The objective of this surgical technique is to ensure that the cavernous nerves of the penis – responsible for controlling the erection – are safeguarded as they’re responsible for controlling the erection. However, owing to the fragile nature of these nerves, they can be easily damaged which can adversely affect the man’s ability to sustain or even get an erection. This is because, at times, the underlying cancer can easily get tangled with the nerves which, in turn, may affect the nerve function. Which is why these nerves might need to get cut in order to ensure that the cancerous tissues are fully removed. But in case both sides of the nerves are taken out, it might severely hinder the man's ability to get an erection which won't improve over time either.
In the event where only one side of the nerves is removed, there's an increased likelihood of some sexual function still remaining. In case the nerves are left untouched during the procedure, there might not be an adverse effect on the functioning at all.

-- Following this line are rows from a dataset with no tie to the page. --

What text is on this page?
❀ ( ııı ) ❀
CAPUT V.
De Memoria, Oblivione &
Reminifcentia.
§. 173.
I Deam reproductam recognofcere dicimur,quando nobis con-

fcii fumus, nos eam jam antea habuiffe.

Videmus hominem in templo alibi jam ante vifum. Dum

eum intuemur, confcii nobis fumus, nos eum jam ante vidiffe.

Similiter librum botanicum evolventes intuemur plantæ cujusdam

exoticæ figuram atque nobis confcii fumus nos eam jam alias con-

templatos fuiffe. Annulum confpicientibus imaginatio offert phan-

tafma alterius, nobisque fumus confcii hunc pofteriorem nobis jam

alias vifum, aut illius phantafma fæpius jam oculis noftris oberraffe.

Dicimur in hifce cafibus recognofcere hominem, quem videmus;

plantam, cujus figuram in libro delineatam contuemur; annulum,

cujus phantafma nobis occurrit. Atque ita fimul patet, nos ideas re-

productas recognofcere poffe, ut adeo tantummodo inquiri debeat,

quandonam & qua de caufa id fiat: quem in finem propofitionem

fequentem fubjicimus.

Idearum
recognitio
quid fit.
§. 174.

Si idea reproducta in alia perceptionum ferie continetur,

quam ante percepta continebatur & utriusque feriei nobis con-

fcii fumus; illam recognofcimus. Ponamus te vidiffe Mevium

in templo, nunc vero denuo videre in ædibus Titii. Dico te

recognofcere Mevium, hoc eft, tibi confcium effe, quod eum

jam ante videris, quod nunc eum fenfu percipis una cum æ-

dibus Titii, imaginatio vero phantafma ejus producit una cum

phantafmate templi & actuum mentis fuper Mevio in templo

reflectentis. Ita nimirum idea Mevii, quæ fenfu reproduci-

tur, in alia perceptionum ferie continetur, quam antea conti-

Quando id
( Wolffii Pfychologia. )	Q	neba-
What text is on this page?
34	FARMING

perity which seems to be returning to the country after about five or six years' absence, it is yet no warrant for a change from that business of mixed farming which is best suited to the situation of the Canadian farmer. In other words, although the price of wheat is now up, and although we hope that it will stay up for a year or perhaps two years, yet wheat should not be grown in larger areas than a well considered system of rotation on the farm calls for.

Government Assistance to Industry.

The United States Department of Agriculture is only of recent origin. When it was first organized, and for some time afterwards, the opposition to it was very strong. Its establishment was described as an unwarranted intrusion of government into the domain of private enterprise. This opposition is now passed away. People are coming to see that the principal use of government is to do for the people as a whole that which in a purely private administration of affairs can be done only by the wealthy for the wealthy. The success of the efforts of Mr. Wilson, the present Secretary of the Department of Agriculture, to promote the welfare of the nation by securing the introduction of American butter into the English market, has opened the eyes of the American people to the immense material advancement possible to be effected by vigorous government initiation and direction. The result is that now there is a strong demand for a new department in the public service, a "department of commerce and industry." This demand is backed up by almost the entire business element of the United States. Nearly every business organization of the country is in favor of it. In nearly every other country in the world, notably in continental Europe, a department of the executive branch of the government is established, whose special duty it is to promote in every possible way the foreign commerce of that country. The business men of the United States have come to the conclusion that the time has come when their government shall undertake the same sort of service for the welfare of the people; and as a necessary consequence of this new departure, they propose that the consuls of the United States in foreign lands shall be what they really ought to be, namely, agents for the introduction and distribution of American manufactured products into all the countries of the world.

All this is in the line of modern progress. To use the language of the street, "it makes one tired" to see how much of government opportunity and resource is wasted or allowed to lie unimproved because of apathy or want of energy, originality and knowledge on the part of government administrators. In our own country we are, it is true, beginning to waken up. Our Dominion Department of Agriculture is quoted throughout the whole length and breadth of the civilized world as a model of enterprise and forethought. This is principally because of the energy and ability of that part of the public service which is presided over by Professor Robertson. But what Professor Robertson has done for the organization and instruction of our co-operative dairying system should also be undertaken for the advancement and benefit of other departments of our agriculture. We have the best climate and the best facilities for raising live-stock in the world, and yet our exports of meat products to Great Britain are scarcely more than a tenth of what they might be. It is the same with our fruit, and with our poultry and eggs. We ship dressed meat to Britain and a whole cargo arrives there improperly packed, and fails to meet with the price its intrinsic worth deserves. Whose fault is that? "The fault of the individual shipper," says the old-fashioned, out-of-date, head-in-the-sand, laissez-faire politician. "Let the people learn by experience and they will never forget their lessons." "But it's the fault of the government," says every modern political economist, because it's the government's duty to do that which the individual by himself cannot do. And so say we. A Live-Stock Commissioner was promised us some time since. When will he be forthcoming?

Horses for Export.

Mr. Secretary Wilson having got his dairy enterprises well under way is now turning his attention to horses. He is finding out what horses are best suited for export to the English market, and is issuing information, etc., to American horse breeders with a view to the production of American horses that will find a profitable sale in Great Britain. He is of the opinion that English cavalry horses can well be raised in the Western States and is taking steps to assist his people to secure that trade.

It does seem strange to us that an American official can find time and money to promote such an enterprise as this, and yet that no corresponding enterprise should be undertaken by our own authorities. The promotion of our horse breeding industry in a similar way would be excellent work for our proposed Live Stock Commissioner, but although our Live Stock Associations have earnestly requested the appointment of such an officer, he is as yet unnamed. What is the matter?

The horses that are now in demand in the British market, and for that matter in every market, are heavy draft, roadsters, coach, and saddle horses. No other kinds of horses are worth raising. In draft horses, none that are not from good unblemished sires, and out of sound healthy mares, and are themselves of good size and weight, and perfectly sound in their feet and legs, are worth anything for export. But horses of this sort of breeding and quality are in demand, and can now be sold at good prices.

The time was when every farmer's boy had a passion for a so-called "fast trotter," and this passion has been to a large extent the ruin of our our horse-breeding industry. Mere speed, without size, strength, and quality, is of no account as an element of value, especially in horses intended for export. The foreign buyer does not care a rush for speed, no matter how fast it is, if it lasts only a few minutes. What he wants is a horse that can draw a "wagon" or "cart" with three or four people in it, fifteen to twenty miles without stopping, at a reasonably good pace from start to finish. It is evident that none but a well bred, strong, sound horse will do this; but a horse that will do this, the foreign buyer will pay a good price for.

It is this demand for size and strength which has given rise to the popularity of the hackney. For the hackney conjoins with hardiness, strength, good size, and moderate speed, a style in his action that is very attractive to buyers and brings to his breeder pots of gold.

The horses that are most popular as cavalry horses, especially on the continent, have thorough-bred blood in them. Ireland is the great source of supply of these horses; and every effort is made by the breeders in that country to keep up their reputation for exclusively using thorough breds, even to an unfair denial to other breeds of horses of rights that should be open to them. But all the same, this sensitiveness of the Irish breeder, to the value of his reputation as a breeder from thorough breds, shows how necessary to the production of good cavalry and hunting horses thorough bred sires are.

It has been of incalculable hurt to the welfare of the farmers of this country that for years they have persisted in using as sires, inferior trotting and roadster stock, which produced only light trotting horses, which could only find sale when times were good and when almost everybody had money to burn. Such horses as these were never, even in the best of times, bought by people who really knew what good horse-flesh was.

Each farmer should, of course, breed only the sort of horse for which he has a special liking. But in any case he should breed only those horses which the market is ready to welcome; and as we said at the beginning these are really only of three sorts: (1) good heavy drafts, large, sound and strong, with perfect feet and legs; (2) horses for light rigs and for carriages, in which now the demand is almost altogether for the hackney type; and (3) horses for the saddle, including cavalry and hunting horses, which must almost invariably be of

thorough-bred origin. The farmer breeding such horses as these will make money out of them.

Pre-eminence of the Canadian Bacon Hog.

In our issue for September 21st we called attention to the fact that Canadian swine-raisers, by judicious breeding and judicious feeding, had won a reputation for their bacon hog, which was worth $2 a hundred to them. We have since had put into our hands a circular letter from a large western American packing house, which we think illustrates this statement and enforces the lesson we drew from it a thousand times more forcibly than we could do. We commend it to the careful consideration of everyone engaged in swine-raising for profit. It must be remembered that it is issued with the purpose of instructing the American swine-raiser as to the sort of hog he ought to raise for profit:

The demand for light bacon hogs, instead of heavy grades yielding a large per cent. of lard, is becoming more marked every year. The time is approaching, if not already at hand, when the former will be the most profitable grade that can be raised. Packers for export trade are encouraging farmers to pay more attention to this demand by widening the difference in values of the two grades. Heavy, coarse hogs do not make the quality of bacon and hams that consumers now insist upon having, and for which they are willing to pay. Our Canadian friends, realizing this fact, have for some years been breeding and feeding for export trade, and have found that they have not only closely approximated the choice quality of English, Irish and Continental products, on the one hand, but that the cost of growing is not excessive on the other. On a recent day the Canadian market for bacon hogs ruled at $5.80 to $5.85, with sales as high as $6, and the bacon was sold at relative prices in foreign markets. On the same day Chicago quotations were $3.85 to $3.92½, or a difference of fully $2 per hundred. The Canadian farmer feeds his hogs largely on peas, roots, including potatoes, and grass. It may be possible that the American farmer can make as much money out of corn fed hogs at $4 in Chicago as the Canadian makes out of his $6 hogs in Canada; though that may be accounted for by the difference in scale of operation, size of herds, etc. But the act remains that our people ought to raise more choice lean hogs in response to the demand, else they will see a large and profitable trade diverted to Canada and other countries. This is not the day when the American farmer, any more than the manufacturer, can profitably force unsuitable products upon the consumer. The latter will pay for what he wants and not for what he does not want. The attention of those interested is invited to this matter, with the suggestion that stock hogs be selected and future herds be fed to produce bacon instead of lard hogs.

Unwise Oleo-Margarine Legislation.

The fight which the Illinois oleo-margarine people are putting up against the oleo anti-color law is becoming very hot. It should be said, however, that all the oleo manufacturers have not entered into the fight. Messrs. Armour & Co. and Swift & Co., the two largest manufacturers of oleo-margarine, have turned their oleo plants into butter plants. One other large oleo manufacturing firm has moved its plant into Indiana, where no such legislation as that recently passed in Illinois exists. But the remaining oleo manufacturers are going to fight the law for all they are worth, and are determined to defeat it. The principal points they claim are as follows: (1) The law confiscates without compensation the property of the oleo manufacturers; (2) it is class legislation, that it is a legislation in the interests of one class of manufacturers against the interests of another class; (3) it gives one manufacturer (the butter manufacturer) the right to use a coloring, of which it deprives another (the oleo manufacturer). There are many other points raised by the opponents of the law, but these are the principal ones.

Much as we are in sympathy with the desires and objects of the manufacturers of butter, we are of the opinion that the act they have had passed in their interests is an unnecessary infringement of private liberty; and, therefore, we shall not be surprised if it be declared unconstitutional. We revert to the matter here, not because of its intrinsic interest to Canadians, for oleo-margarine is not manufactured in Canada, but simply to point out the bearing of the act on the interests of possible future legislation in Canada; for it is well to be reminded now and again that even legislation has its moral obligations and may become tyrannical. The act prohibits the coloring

That said, it might take a long time for the patient to understand if he's going to fully recover as the sexual function might take a long time to get restored to normalcy. Fact is there are several other factors which need to be accounted for as well. The skill, experience and finesse of the surgeon also play a vital role in determining whether the entirety of the sexual function can be restored. Moreover, in the case of men under the age of 60, the odds of them recovering full function – especially if the nerves have been left undamaged on both sides of the gland – are very high.
Because of the nature of the surgery and benefits of keeping the nerves untouched, more and more surgeons are increasingly using the nerve-sparing radical retropubic prostatectomy method with the ultimate hope of preserving erectile function post-surgery.
Furthermore, there’s more good news to rejoice as various studies have revealed that men who opt for nerve-sparing surgery haven’t noticed any rise in the risk of positive margins or biochemical recurrence (i.e., increasing PSA) within a time span of 5 years of surgery – even in cases where the surgery had been performed in patients displaying critical prognostic factors.
Last but not least, it has been observed that there has not been an increase in the risk in patients who have undergone nerve-sparing surgeries for leaving tumour cells behind upon removal of the prostate.